劉強已經睡死在床墊上打著呼嚕。他的身體被連續的射精掏空了,整個人癱成一個大字,雞巴軟塌塌地貼在腿根上,龜頭上還沾著乾涸的精斑。
任念卻側躺在床墊另一邊醒著,眼睛睜得很大,瞳孔在黑暗中泛著一層不正常的亮光。藥效還在身體里翻湧,一波一波地從小腹往四肢推。她夾緊雙腿,大腿內側的肌肉繃得發硬,但陰道裡面還是在不停地收縮,穴口往外滲著黏糊糊的液體,把大腿根弄得濕漉漉的一片。
她已經記不得自己和劉強做了多少次了。三次還是四次,也可能是五次。每次射完之後她都覺得夠了,但過不了十幾分鐘那股癢又會從陰道深處爬出來像螞蟻在肉壁上爬,癢得她蜷起腳趾,癢得她恨不得把整只手塞進去止癢。
現在那股癢又來了。
她翻了個身想壓住它,但翻身的時候大腿內側互相摩擦了一下,那個敏感得要命的地方被蹭到,她差點哼出聲。她咬著下唇,手伸到自己的兩腿中間摸了一把,滿手都是之前幾次灌進去的精液,已經有些涼了,黏糊糊地糊在整個陰部上。她的陰唇被操得有些腫,摸上去比平時厚了一倍,但手蹭過的時候還是爽得她後腰一陣酥麻。
不行。不夠。一根手指根本止不住那個癢。
她轉過臉看著劉強。他睡得像頭死豬,胸口一起一伏,雞巴歪在一邊。她盯著那根軟著的雞巴看了好幾秒,腦子里有一個聲音在說不行,但身體的反應比腦子快,她已經撐起上半身朝劉強那邊挪過去了。
她跨過他的腿,趴在他身上,聞到他身上那股汗味和精液的腥味混在一起的味道。這股味道平時她聞到會覺得惡心,現在聞著卻覺得小腹一陣一陣地發熱。她把自己的襯衫脫了,又把胸罩解開扔掉,一對奶子垂下來,乳頭蹭過劉強的胸口時她打了個激靈。
她把奶子往劉強嘴上湊。一隻手撐著床墊,另一隻手托著乳房,把乳頭壓在他嘴唇上蹭。劉強在睡夢里咂了咂嘴,沒有醒。她又往前挺了一點,整個乳暈壓在他嘴上,乳頭剛好嵌進他嘴唇的縫隙里。
「唔。」劉強迷迷糊糊地哼了一聲,嘴唇本能地張開了一點,她把乳頭塞進去了。溫熱的嘴唇含住乳尖的那一刻,她舒服得長出了一口氣,整個人都趴在他身上,屁股不由自主地往下壓,濕透了的陰部貼在他的大腿上。她開始輕輕地上下蹭,用他的大腿磨自己的陰蒂,每磨一下就有一股水從穴口擠出來塗在他腿上。
劉強終於醒了。他睜開眼睛的時候看到的是任念整個人趴在自己身上,她的乳頭正含在自己嘴裡,她的陰部濕淋淋地在他大腿上摩擦。他以為自己還在做夢,眨了好幾下眼睛。
「任總監。」
任念把手沿著他的胸口往下摸,直到握住他那根軟著的雞巴開始套弄。她的手心裡全是汗,套弄的時候發出咕嘰咕嘰的聲音,但那根雞巴還是軟的,射了太多次,像一根充了水又放掉的橡皮管,軟趴趴地在她手心裡垂著。

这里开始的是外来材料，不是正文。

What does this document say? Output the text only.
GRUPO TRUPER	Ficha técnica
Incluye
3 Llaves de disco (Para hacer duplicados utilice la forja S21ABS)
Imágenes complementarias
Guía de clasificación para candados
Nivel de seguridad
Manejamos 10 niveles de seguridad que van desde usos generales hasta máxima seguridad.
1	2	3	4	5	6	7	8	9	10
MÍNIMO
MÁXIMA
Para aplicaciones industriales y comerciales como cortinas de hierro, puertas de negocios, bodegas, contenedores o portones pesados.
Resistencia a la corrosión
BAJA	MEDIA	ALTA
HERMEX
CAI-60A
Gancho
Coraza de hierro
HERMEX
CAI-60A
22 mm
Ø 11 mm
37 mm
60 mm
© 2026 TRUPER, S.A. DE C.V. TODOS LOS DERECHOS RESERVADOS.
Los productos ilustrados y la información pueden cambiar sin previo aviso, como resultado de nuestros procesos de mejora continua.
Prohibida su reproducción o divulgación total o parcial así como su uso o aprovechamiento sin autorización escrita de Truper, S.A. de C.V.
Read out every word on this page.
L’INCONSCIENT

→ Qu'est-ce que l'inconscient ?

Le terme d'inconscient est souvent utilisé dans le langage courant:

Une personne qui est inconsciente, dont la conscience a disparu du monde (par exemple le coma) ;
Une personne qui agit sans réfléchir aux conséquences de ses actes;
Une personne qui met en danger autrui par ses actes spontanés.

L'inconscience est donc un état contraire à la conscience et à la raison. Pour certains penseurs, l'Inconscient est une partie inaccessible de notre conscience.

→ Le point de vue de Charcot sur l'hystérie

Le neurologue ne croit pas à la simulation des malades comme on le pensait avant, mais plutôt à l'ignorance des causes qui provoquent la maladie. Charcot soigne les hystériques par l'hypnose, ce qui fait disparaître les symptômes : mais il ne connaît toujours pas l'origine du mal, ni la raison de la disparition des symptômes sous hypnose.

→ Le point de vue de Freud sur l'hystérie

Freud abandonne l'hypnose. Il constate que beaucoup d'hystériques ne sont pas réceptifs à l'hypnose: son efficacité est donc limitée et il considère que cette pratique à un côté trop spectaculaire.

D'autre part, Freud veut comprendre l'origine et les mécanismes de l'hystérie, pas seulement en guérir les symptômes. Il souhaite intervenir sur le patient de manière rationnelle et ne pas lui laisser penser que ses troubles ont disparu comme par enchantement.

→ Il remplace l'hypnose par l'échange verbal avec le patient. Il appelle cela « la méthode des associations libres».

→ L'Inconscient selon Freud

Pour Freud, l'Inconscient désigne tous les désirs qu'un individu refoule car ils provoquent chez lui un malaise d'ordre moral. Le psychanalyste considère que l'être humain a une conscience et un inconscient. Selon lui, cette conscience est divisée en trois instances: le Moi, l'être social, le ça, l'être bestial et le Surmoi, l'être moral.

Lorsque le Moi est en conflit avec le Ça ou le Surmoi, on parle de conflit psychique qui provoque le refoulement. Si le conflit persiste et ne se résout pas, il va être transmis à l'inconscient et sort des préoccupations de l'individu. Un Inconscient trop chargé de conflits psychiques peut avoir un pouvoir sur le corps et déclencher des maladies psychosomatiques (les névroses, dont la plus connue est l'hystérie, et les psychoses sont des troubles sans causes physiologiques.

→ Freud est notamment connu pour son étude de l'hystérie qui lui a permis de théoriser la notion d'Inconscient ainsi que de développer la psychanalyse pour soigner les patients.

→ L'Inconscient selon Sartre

她套了好一會兒,手都酸了,那根雞巴還是半軟不硬地耷拉著。她把臉埋在他脖子上,呼出的氣又急又熱,身體在他身上扭來扭去,整個人像一隻發情的母貓,狼狽得她自己都不敢想。
「你硬一下。」她貼著劉強的耳朵說,聲音又啞又黏的說道。
「我射了好幾次了。」劉強自己也急了,他從來沒有見過任念這副樣子。平時那個讓他拖地就拖地讓他洗澡就洗澡的任總監,現在趴在他身上,奶子壓著他的胸口,手攥著他的雞巴使勁套弄,聲音里帶著要命的急切。
「你再試試。」她的手加快了速度,但越套越急,那根雞巴反而更軟了,從半硬的狀態又縮了回去。她的手停下來,那個空虛的感覺一下子就湧上來了,陰道裡面像被挖空了一樣痙攣,淫水順著大腿往下淌。
任念從他身上翻下來,跪在床墊上喘了一會兒。然後她做了一個劉強這輩子都想不到的動作。她調轉身體,兩條腿分開跨過劉強上半身,把還在淌水的屁股對準他的臉降了下去。她的陰部懸在他嘴巴上方不到兩寸的地方,陰毛上全是亮晶晶的水光,陰唇腫脹充血往外翻著,穴口正在一縮一縮地蠕動。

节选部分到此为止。